Este personagem é a representação da contestação da época contra as aventuras dos
descobrimentos. Havia quem pensasse que era puro orgulho e simplesmente
suicídio tentar estes projectos de navegar para partes longínquas do mundo; uma perda de recursos e homens, que fariam falta na luta contra os inimigos
mouros ou para a defesa do reino contra uma eventual invasão castelhana.
[4]
O episódio entrou no imaginário português. A expressão passou a significar o
conservadorismo, o mau agoiro, a má-vontade e a falta de espírito de
aventura, frente a projectos originais que exigem alguma ousadia e gastos de recursos.
Canto V
Vasco da Gama conta agora como foi a viagem da armada, de
Lisboa a
Melinde. É a narrativa da grande aventura marítima, em que os
marinheiros observaram maravilhados ou inquietos a costa de
África, o
Cruzeiro do Sul nos céus desconhecidos do novo
hemisfério, o
Fogo de Santelmo e a
Tromba Marítima, e enfrentaram perigos e obstáculos enormes como a hostilidade dos nativos, no episódio de Fernão Veloso, a fúria de um monstro, no episódio do
Gigante Adamastor, a doença e a morte provocadas pelo
escorbuto.
Fernão Veloso
| “Disse então a Veloso um companheiro
(Começando-se todos a sorrir)
-"Ó lá, Veloso amigo, aquele outeiro
É melhor de descer que de subir."
- "Sim, é, (responde o ousado aventureiro)

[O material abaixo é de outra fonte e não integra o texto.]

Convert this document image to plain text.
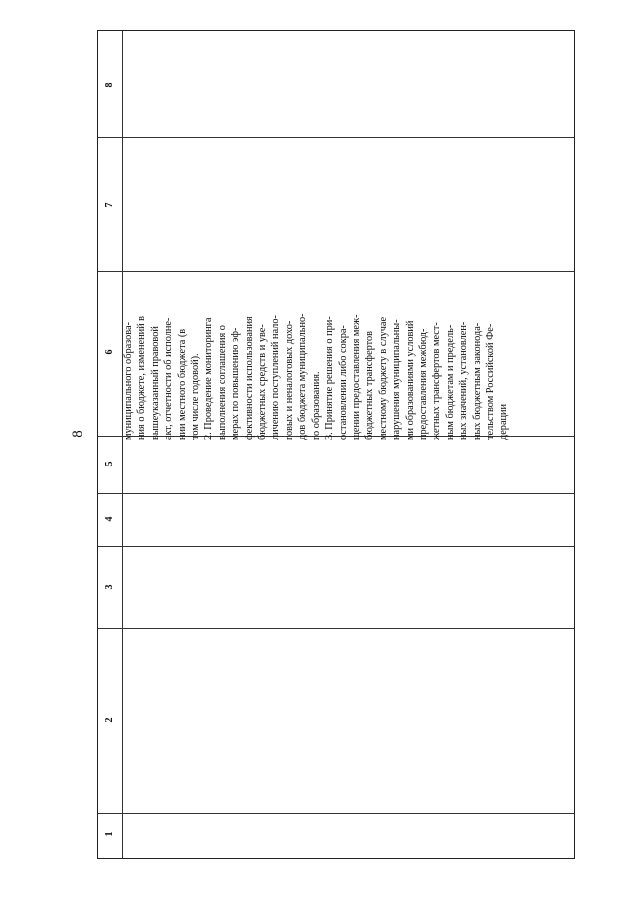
8
8
7
6
5
4
3
2
1
муниципального образова- ния о бюджете, изменений в вышеуказанный правовой акт, отчетности об исполне- нии местного бюджета (в том числе годовой). 2. Проведение мониторинга выполнения соглашения о мерах по повышению эф- фективности использования бюджетных средств и уве- личению поступлений нало- говых и неналоговых дохо- дов бюджета муниципально- го образования. 3. Принятие решения о при- остановлении либо сокра- щении предоставления меж- бюджетных трансфертов местному бюджету в случае нарушения муниципальны- ми образованиями условий предоставления межбюд- жетных трансфертов мест- ным бюджетам и предель- ных значений, установлен- ных бюджетным законода- тельством Российской Фе- дерации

Mas quando eu para cá vi tantos vir
Daqueles cães, depressa um pouco vim,
Por me lembrar que estáveis cá sem mim” |
- — Fernão Veloso, Canto V, estrofe 35
|
Aportados na costa africana, os portugueses fizeram contacto com os povos nativos. Este aventureiro (estrofes 30 a 36), convidado para conhecer a sua
aldeia, acompanhou despreocupadamente os anfitriões. Mas, percebendo as intenções
assassinas destes, «
Mais apressado do que fora, vinha», perseguido por um grupo.
É um episódio também
humorístico, pela bazófia do português. Depois de uma escaramuça para o salvarem, os companheiros fazem troça da sua fuga apressada, depois de, com tanta confiança, ter entrado pela terra adentro na companhia dos
nativos. A isto ele responde que, vendo como tantos inimigos voltavam para atacar a
praia, vinha a correr só para ajudar a frota, «
Por me lembrar que estáveis cá sem mim».
O Adamastor
Podem-se considerar três partes no episódio do
Adamastor: a primeira é uma
teofania (estrofes 37 a 40). Chegados ao
Cabo das Tormentas no meio da uma
tempestade, os marinheiros avistam o
titã, tão terrível que «
Arrepiam-se as carnes e o cabelo A mi e a todos só de ouvi-lo e vê-lo». Aqui está o puro pavor, a ameaça iminente da aniquilação, fisicamente sentida - as carnes engelham-se, os cabelos crispam-se.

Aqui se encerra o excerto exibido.